Obama's participation in the war certainly completes the demise of the Westphalian principle, but I've seen little about it in the mainstream press.
By replacing the Westphalian rule with the primitive Roman one — that is, by cementing the Clinton and Bush precedents — Obama has given any Tom, Dick or Harry permission to settle old scores. All you need now to start a war is the belief that the other side is up to no good. Clear and present danger is no longer required.
In an Armed Forces Journal article titled "A Darwinian world — Libya points to a new era of aggression and turmoil," Colonel Robert Killebrew reports — and this is my key point — "armed intervention across international boundaries into the internal affairs of other states is now accepted," and "the 'Westphalian' ideal of noninterference in the internal affairs of other states is as dead as a doornail."
So, geopolitically, we are back to the Dark Ages. As the title of Killebrew's article indicates, whatever geopolitical ethics were in effect for centuries are gone. We are entering a dog-eat-dog Darwinian free-for-all, a "new era of aggression and turmoil."

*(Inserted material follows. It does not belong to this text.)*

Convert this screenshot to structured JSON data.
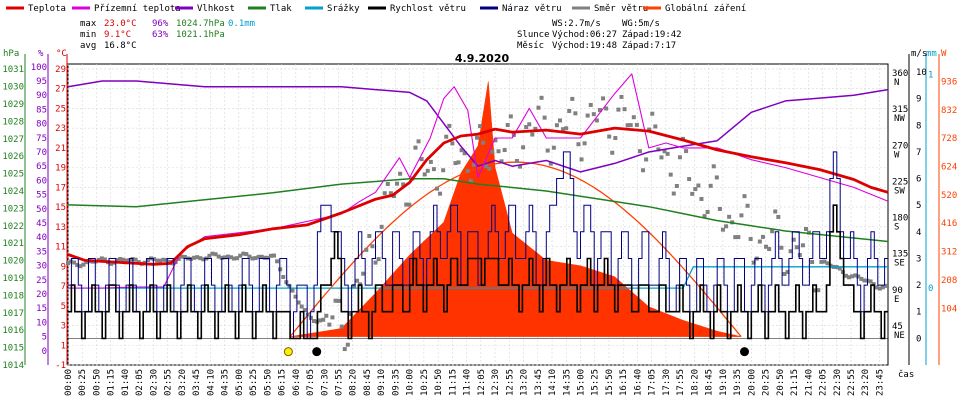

You can hit anyone for any reason.
Washington's erasure of the Westphalian principle must be one of the most extreme cases of hubris in world history. What is important about this for EWR investors is Killebrew's logical observation: as the protective function of borders evaporates, he says, military power "matters more and more."
The other big development in Chaostan is the use of mercenaries.1
At their peak in 2008, there were more than 160,000 mercenaries operating in Iraq. They outnumbered the uniformed Army, Navy, Marines and Air Force combined.2
The mercenary casualties are "off the books," no reliable count is kept by anyone we know of, so these casualties do not affect the political decisions about getting into a war or about staying in one.
Most importantly, mercenaries are called military contractors, which leads us to assume these are all guys who are our friends and neighbors, who were in the US armed forces and went private. They're American troops but they just aren't wearing uniforms.
Actually, a lot of them are Iraqi and Afghan warlords and their troops who are on the federal government's payroll.
For instance, Washington doesn't have enough of its own troops to secure the supply lines from Pakistan to Afghanistan, so it hires local warlords to do it. These warlords are paid a hefty amount of our tax money, part of which they hand over to al-Qaeda or the Taliban to buy passage along the road.
In effect, dear fellow taxpayer, the use of these mercenaries means our money is buying weapons and ammunition for al-Qaeda and the Taliban.
Mercenaries have worked so well for Washington — because they are, in effect, Washington's private army that is not subject to the law or to political debate — that lots of other governments around the world are getting interested in them.
So, returning to the point I made earlier, political power corrupts not only the morals but also the judgment. We're now seeing this demonstrated yet again, in Chaostan, specifically in Iraq and Afghanistan.
Put the two new Chaostan factors together — the abolishment of Westphalia and the rise of mercenaries — and what picture do you get?
The one I get is, kings, presidents and prime ministers with their own private, secret armies that invade other countries without regard for any law or any political process.
If you think the last two decades have been filled with war, you haven't seen anything yet.
1 "Contract terms," Armed Forces Journal, June 2011, p.8.
2 "In this issue," Armed Forces Journal, June 2011, p.6.